The story was heavily influenced from his respect and familiarity of Shreveport. The film captures the essence of the city, the multiple facets of life in a big city, and never hides the areas of darkness so often prevalent in a city of this stature.
“Shreveport is my home town and I set out to write a script specifically around that area of the country. Every character and location is distinctly part of that world,” Weaver adds.
This continued journey through creating your own stories has lead to the newest film, an action thriller. Part of the reason Weaver felt comfortable in taking the leap was because our technologies have advanced along with the creative minds of our filmmakers. Nothing is off limits, and doors are opening at an extraordinary speed.
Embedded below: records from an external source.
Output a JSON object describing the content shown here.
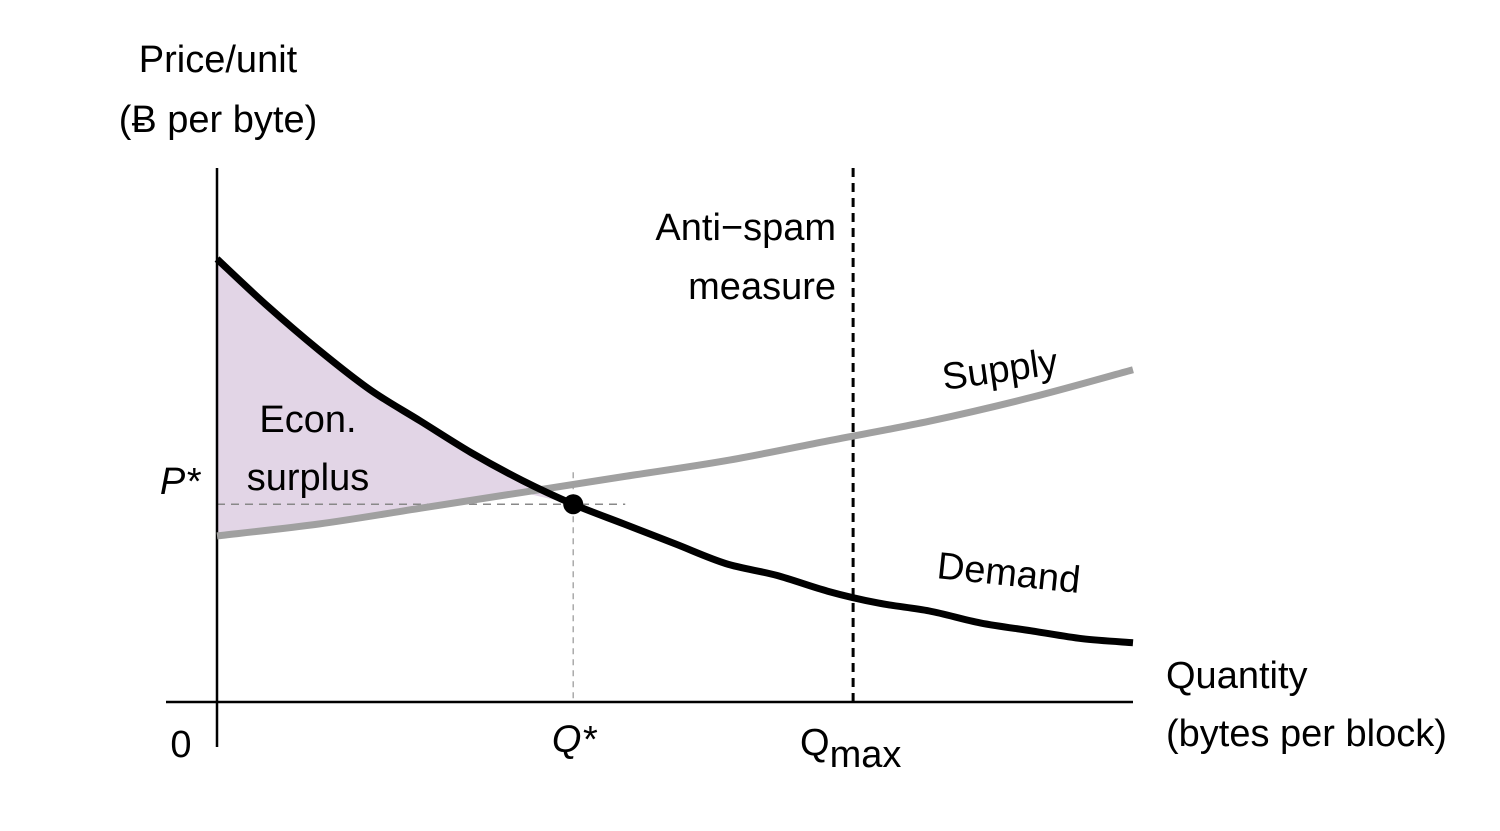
{
  "chart_data": {
    "type": "line",
    "title": "",
    "ylabel_line1": "Price/unit",
    "ylabel_line2": "(Ƀ per byte)",
    "xlabel_line1": "Quantity",
    "xlabel_line2": "(bytes per block)",
    "origin_label": "0",
    "grid": false,
    "x_range": [
      0,
      1.8
    ],
    "y_range": [
      0,
      1.35
    ],
    "series": [
      {
        "name": "Demand",
        "color": "#000000",
        "x": [
          0,
          0.1,
          0.2,
          0.3,
          0.4,
          0.5,
          0.6,
          0.7,
          0.8,
          0.9,
          1.0,
          1.1,
          1.2,
          1.3,
          1.4,
          1.5,
          1.6,
          1.7,
          1.8
        ],
        "y": [
          1.12,
          1.0,
          0.89,
          0.79,
          0.71,
          0.63,
          0.56,
          0.5,
          0.45,
          0.4,
          0.35,
          0.32,
          0.28,
          0.25,
          0.23,
          0.2,
          0.18,
          0.16,
          0.15
        ]
      },
      {
        "name": "Supply",
        "color": "#a0a0a0",
        "x": [
          0,
          0.2,
          0.4,
          0.6,
          0.8,
          1.0,
          1.2,
          1.4,
          1.6,
          1.8
        ],
        "y": [
          0.42,
          0.45,
          0.49,
          0.53,
          0.57,
          0.61,
          0.66,
          0.71,
          0.77,
          0.84
        ]
      }
    ],
    "equilibrium": {
      "x": 0.7,
      "y": 0.5,
      "x_label": "Q*",
      "y_label": "P*"
    },
    "vline": {
      "x": 1.25,
      "label": "Q",
      "label_sub": "max",
      "annotation_line1": "Anti−spam",
      "annotation_line2": "measure"
    },
    "shaded_region": {
      "label_line1": "Econ.",
      "label_line2": "surplus",
      "color": "#e2d5e6"
    }
  }
}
“Now with these amazing and affordable cameras and lights we can stretch our dollar further. We can do digital effects on a home computer and shoot an action sequence dozens of times to get it right,” Weaver adds. “I love all genres of movies and it's amazing that in the time we live in I have the opportunity to vary the kind of work I'm doing without having to raise millions of dollars.”
Cut to the Chase may be a new film genre for Weaver, but it’s one that has been a part of film history for generations. One so rich in techniques can sometimes be hard to navigate in the new world of film. Some might find that challenging, and run from films of the past. For Weaver, however, he was fearless in his exploration of the genre. He used techniques that have been proven to work and mixed them with his fresh story ideas, creating a film all of his own.
“I love this genre and we weren't afraid to rely on its familiar devices. We used the structure and dialogue style of a hard boiled detective film and I also like the hero being the least-bad bad guy out of a group of bad guys,” Weaver says. “But, that being said, I think the Shreveport setting, the sibling relationship, and Max's own growth are things that make the film a stand-out.”
The inspiration he found for taking the path down this new type of film wasn’t limited to the techniques of the past, but from the future of filmmakers. People like Paul Osborne and Zak Forsman provided context of great films shot on a small budget, proving that anything is possible.
This quality over quantity approach has not only found it’s way into his new film, but into Weaver’s filmography as a whole. He has never collapsed under the pressure (or lack of opportunity) issued by others, but instead he forged his own path telling the stories he was passionate about. He himself has become an inspiration to the next generation of filmmakers, proving that heart can smash financial institutions everywhere.
Cut to the Chase is currently available on VOD.